Dopo l’invenzione del fuoco cambiarono certi comportamenti. La fiamma rese superfluo lo scopo principale della pelliccia durante la notte. Con l’oscurità nacque l’animale “sociale”: attorno al falò si radunavano molti Homo habilis o erectus, e ciò li rendeva in qualche modo più gentili. I cosiddetti nemici venivano allontanati dal tepore del raduno e così erano inevitabilmente destinati alla morte. Martine e compagni erano cacciatori, ma anche oggetto di cacciagione. Pare che Martine morì in età avanzata. Nessun rito funebre salvo forse la cremazione. Data l’assenza dei riti mortuari, è più verosimile pensare che Martine fosse stata allontanata dall’accampamento, così da non attirare altre bestie.

Il libro di Cody Cassidy esplora altre importanti invenzioni. La ruota, per esempio. Prima di analizzare tesi e realtà (non sempre coincidenti), l’autore scrive: «Se gli anni della nostra specie sulla Terra corrispondessero a una giornata di ventiquattro ore, questo evento (invenzione della ruota, ndr) sarebbe accaduto 25 minuti prima della mezzanotte di 5400 anni fa». Centinaia di migliaia di anni prima della scoperta della ruota – aggiunge l’autore – qualche sfortunato ominide inciampò su una roccia instabile o su un tronco e – appena prima di spaccarsi il cranio – scoprì che un oggetto tondeggiante riduce l’attrito col terreno. Va bene, ma come hanno fatto gli uomini a costruire le piramidi? Usando i rulli, ossia semplici tronchi posizionati al di sotto degli oggetti pesanti (anzi: pesantissimi). I rulli tuttavia non si mostrano così tanto affidabili: devono essere sostituiti quando rotolano in avanti, e anche quando sono ancorati al suolo l’attrito li rende difficili da spostare. Insomma, una fatica mostruosa. Il colpo di genio fu l’asse (o asta). Questa, assieme ai rulli, fu montata sul tornio di un vasaio della Mesopotamia. L’intuizione geniale non risolse però il problema meccanico, consistente nel fatto che al centro del disco in rotazione è stazionario. È probabile che l’idea di fondo vincente derivasse da una perlina che ruotava su un filo di una collana. Si costruirono pseudo carri, molto piccoli. Tali da presumere che il primo veicolo su ruote sia stato un giocattolo. Non è un caso che si rinvenne, nelle Americhe precolombiane, una piccola scultura raffigurante un coyote, montata su quattro ruote. Uno scienziato trovò il giocattolo nella tomba di un bambino azteco sepolto a sud di Città del Messico.

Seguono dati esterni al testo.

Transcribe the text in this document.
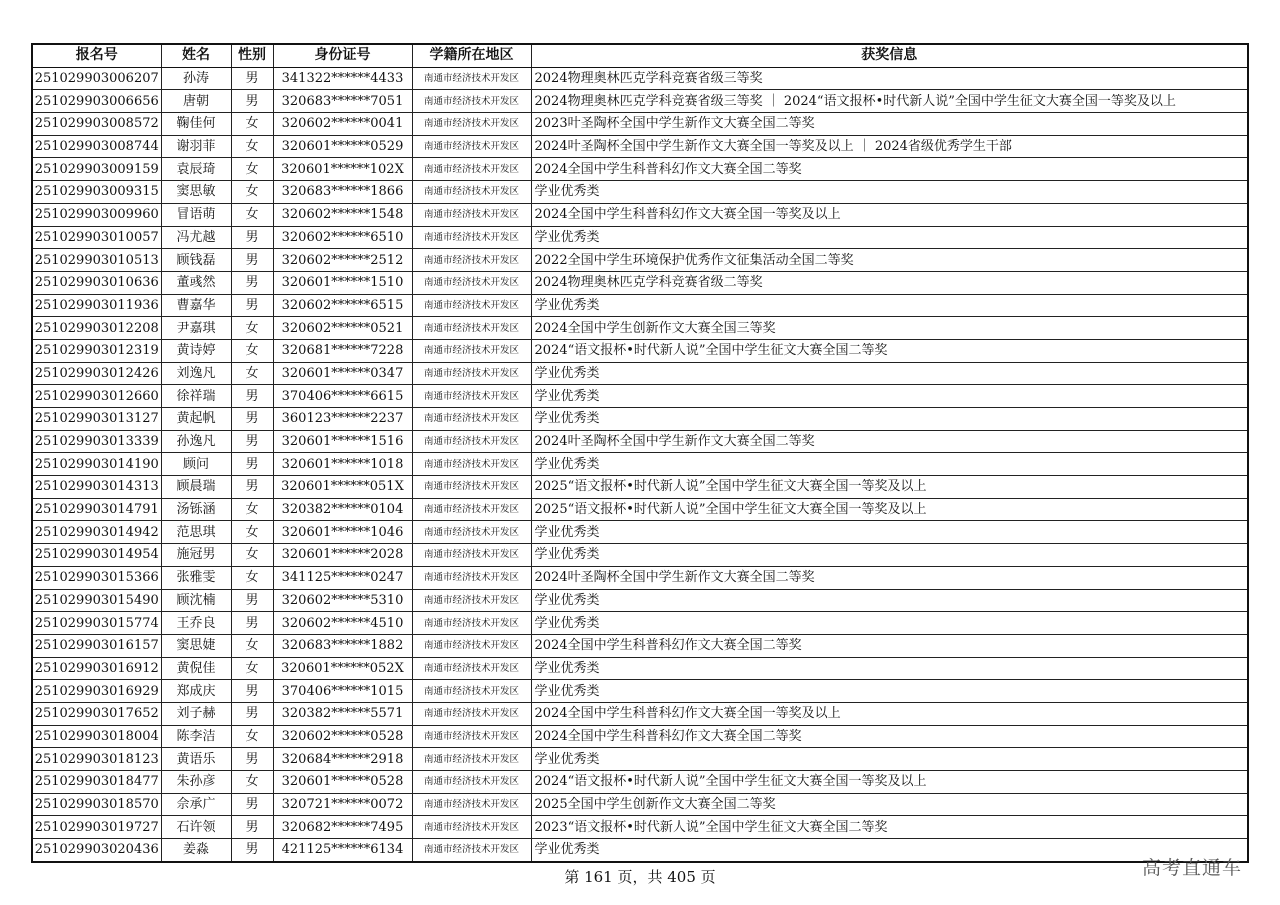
报名号	姓名	性别	身份证号	学籍所在地区	获奖信息
251029903006207	孙涛	男	341322******4433	南通市经济技术开发区	2024物理奥林匹克学科竞赛省级三等奖
251029903006656	唐朝	男	320683******7051	南通市经济技术开发区	2024物理奥林匹克学科竞赛省级三等奖 ｜ 2024“语文报杯•时代新人说”全国中学生征文大赛全国一等奖及以上
251029903008572	鞠佳何	女	320602******0041	南通市经济技术开发区	2023叶圣陶杯全国中学生新作文大赛全国二等奖
251029903008744	谢羽菲	女	320601******0529	南通市经济技术开发区	2024叶圣陶杯全国中学生新作文大赛全国一等奖及以上 ｜ 2024省级优秀学生干部
251029903009159	袁辰琦	女	320601******102X	南通市经济技术开发区	2024全国中学生科普科幻作文大赛全国二等奖
251029903009315	窦思敏	女	320683******1866	南通市经济技术开发区	学业优秀类
251029903009960	冒语萌	女	320602******1548	南通市经济技术开发区	2024全国中学生科普科幻作文大赛全国一等奖及以上
251029903010057	冯尤越	男	320602******6510	南通市经济技术开发区	学业优秀类
251029903010513	顾钱磊	男	320602******2512	南通市经济技术开发区	2022全国中学生环境保护优秀作文征集活动全国二等奖
251029903010636	董彧然	男	320601******1510	南通市经济技术开发区	2024物理奥林匹克学科竞赛省级二等奖
251029903011936	曹嘉华	男	320602******6515	南通市经济技术开发区	学业优秀类
251029903012208	尹嘉琪	女	320602******0521	南通市经济技术开发区	2024全国中学生创新作文大赛全国三等奖
251029903012319	黄诗婷	女	320681******7228	南通市经济技术开发区	2024“语文报杯•时代新人说”全国中学生征文大赛全国二等奖
251029903012426	刘逸凡	女	320601******0347	南通市经济技术开发区	学业优秀类
251029903012660	徐祥瑞	男	370406******6615	南通市经济技术开发区	学业优秀类
251029903013127	黄起帆	男	360123******2237	南通市经济技术开发区	学业优秀类
251029903013339	孙逸凡	男	320601******1516	南通市经济技术开发区	2024叶圣陶杯全国中学生新作文大赛全国二等奖
251029903014190	顾问	男	320601******1018	南通市经济技术开发区	学业优秀类
251029903014313	顾晨瑞	男	320601******051X	南通市经济技术开发区	2025“语文报杯•时代新人说”全国中学生征文大赛全国一等奖及以上
251029903014791	汤铄涵	女	320382******0104	南通市经济技术开发区	2025“语文报杯•时代新人说”全国中学生征文大赛全国一等奖及以上
251029903014942	范思琪	女	320601******1046	南通市经济技术开发区	学业优秀类
251029903014954	施冠男	女	320601******2028	南通市经济技术开发区	学业优秀类
251029903015366	张雅雯	女	341125******0247	南通市经济技术开发区	2024叶圣陶杯全国中学生新作文大赛全国二等奖
251029903015490	顾沈楠	男	320602******5310	南通市经济技术开发区	学业优秀类
251029903015774	王乔良	男	320602******4510	南通市经济技术开发区	学业优秀类
251029903016157	窦思婕	女	320683******1882	南通市经济技术开发区	2024全国中学生科普科幻作文大赛全国二等奖
251029903016912	黄倪佳	女	320601******052X	南通市经济技术开发区	学业优秀类
251029903016929	郑成庆	男	370406******1015	南通市经济技术开发区	学业优秀类
251029903017652	刘子赫	男	320382******5571	南通市经济技术开发区	2024全国中学生科普科幻作文大赛全国一等奖及以上
251029903018004	陈李洁	女	320602******0528	南通市经济技术开发区	2024全国中学生科普科幻作文大赛全国二等奖
251029903018123	黄语乐	男	320684******2918	南通市经济技术开发区	学业优秀类
251029903018477	朱孙彦	女	320601******0528	南通市经济技术开发区	2024“语文报杯•时代新人说”全国中学生征文大赛全国一等奖及以上
251029903018570	佘承广	男	320721******0072	南通市经济技术开发区	2025全国中学生创新作文大赛全国二等奖
251029903019727	石许领	男	320682******7495	南通市经济技术开发区	2023“语文报杯•时代新人说”全国中学生征文大赛全国二等奖
251029903020436	姜淼	男	421125******6134	南通市经济技术开发区	学业优秀类
第 161 页，共 405 页	高考直通车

Il carro a grandi dimensioni – quindi non un giocattolo – apparve per la prima volta 5400 anni fa. Dove? In vari luoghi, dall’Iraq meridionale alla Germania e alla Slovenia. In conclusione: «La ruota potrebbe essere nata in miniatura, ma le miniature non hanno cambiato il mondo»: questa è l’opinione di Cody Cassidy.

Il cui libro affronta molti altri interrogativi. Per esempio: chi ha assaggiato la prima ostrica; chi ha scoperto le Haway; chi ha inventato i primi abiti; chi ha dipinto il primo capolavoro al mondo; chi ha bevuto la prima birra; chi per primo ha montato un cavallo; chi ha scoperto il sapone; chi ha raccontato la prima barzelletta. Rimangono senza risposta altre domande, alcune delle quali fondamentali nella nostra storia, nel bene e nel male: chi ha inventato la carta? Chi ha scoperto l’esplosivo?